Warren Buffett is particularly fond of General Motors Company GM. During the fourth quarter, the company surpassed earnings and revenues expectations, driven mostly by its North America segment. And this year, the company announced that buyers have started showing interest in its more expensive sports utility vehicles and pickup trucks. And we all know that trucks and SUVs generally tend to be more profitable than cars.
General Motors’ present capital allocation policy, improving technologies and increasing investments in plants, both in the United States and emerging markets, have stood in good stead. General Motors currently has a Zacks Rank #2. In the past 60 days, the company has seen six earnings estimates move up, while none moved down for the current year.
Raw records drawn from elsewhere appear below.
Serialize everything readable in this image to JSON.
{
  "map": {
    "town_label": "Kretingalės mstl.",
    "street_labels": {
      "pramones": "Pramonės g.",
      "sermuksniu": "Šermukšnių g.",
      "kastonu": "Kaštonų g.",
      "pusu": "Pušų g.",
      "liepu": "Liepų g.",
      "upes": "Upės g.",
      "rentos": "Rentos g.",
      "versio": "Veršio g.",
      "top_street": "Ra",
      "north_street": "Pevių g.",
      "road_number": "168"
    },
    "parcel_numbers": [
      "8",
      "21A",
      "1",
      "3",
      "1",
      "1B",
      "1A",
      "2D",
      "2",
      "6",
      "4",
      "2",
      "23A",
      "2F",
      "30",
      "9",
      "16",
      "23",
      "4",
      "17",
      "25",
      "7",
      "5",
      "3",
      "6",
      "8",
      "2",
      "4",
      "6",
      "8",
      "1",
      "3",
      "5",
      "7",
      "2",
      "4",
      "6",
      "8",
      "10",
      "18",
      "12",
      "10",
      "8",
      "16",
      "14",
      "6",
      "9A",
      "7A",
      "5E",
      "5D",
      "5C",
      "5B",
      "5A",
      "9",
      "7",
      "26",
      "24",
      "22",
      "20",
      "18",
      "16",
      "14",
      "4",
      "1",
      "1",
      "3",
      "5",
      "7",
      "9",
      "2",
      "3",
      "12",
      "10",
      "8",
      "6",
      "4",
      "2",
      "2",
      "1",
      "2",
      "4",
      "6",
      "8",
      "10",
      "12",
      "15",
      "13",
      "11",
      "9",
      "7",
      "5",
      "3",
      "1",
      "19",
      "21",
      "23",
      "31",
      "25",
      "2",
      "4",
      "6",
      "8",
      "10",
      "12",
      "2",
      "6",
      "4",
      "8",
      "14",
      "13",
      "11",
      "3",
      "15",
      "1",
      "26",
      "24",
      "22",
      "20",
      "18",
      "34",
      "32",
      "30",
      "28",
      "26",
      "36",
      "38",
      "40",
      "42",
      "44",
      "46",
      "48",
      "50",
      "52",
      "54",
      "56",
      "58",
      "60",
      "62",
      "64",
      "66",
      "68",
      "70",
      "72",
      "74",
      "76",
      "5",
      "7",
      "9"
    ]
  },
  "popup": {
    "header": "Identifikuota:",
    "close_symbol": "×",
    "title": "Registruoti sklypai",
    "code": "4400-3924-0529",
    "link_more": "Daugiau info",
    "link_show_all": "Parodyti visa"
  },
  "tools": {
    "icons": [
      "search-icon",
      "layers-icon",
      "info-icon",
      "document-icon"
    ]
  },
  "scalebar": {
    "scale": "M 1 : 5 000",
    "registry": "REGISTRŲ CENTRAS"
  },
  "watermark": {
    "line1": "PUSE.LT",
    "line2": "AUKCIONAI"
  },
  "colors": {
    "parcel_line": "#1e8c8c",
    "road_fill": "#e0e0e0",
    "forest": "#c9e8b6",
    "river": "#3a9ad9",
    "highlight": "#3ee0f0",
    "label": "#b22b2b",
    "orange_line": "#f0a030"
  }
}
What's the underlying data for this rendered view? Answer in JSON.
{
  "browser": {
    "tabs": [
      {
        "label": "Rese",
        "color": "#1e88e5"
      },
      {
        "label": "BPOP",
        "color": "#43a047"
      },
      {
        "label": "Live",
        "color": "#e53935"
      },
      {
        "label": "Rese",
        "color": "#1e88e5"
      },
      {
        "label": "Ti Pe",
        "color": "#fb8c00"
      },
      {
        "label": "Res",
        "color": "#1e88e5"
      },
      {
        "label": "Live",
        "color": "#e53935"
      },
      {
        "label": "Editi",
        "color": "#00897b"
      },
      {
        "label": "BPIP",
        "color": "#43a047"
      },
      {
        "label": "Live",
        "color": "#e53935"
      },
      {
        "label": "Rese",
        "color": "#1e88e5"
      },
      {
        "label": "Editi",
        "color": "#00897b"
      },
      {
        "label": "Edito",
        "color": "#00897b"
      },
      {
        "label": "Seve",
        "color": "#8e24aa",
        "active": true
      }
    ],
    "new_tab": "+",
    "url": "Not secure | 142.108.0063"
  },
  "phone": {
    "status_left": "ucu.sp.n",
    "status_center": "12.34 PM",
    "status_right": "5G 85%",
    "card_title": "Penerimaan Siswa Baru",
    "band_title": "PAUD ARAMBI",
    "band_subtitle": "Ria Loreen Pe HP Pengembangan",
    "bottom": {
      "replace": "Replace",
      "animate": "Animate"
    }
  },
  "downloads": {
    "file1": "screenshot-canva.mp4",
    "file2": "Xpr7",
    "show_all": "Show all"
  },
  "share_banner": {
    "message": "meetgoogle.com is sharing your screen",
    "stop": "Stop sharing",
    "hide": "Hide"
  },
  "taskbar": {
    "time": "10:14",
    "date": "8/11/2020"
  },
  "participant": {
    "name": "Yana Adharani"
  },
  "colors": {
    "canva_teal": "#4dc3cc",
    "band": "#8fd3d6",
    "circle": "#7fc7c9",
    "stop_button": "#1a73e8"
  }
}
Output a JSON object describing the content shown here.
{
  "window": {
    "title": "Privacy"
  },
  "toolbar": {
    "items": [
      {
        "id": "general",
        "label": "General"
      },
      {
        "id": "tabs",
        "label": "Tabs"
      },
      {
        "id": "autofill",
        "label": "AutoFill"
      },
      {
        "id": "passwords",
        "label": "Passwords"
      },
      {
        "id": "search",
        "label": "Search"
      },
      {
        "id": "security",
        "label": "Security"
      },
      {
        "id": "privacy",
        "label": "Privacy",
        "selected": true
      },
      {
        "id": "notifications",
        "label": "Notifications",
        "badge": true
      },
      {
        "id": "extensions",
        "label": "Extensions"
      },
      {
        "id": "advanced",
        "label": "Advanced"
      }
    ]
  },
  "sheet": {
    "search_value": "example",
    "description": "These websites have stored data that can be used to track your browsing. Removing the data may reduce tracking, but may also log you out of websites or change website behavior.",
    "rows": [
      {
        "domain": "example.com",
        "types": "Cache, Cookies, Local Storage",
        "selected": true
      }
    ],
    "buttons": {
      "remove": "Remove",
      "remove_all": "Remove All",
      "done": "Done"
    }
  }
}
The Zacks Consensus Estimate for earnings increased 3.7% in the same period.
General Motors started 2019 on a strong note, with the stock gaining 13.1% so far this year, way more than the Automotive – Domestic industry’s rise of 5.3%.
Buffett believes that banks, in particular, will be worth more money 10 years from now. And it’s not surprising that Wells Fargo & Company WFC is one among the most sorted banks of Buffett. Easing margin pressure, improving credit quality and strong capital position are some of the positives that continue to benefit Wells Fargo.
Wells Fargo currently has a Zacks Rank #3 (Hold). The Zacks Consensus Estimate for its next-year earnings has advanced 0.4% in the past 60 days.
The company is expected to see its earnings grow 12% for the next quarter, more than the Banks – Major Regional industry’s projected rise of 5.2%. Actually, the company’s expected earnings growth rate for the current year is 15.4%, higher than the broader industry’s projected rise of 7.2%. To top it, the stock flaunts a Growth Score of B.
It’s also worth pointing out that the aforesaid stocks are high-yielding stocks. All of them have provided juicy dividends in the past decade. Berkshire Hathaway, STORE Capital, General Motors and Wells Fargo’s ten-year average dividend yield is pegged at 234.1%, 68.2%, 10.4% and 145.8%, respectively.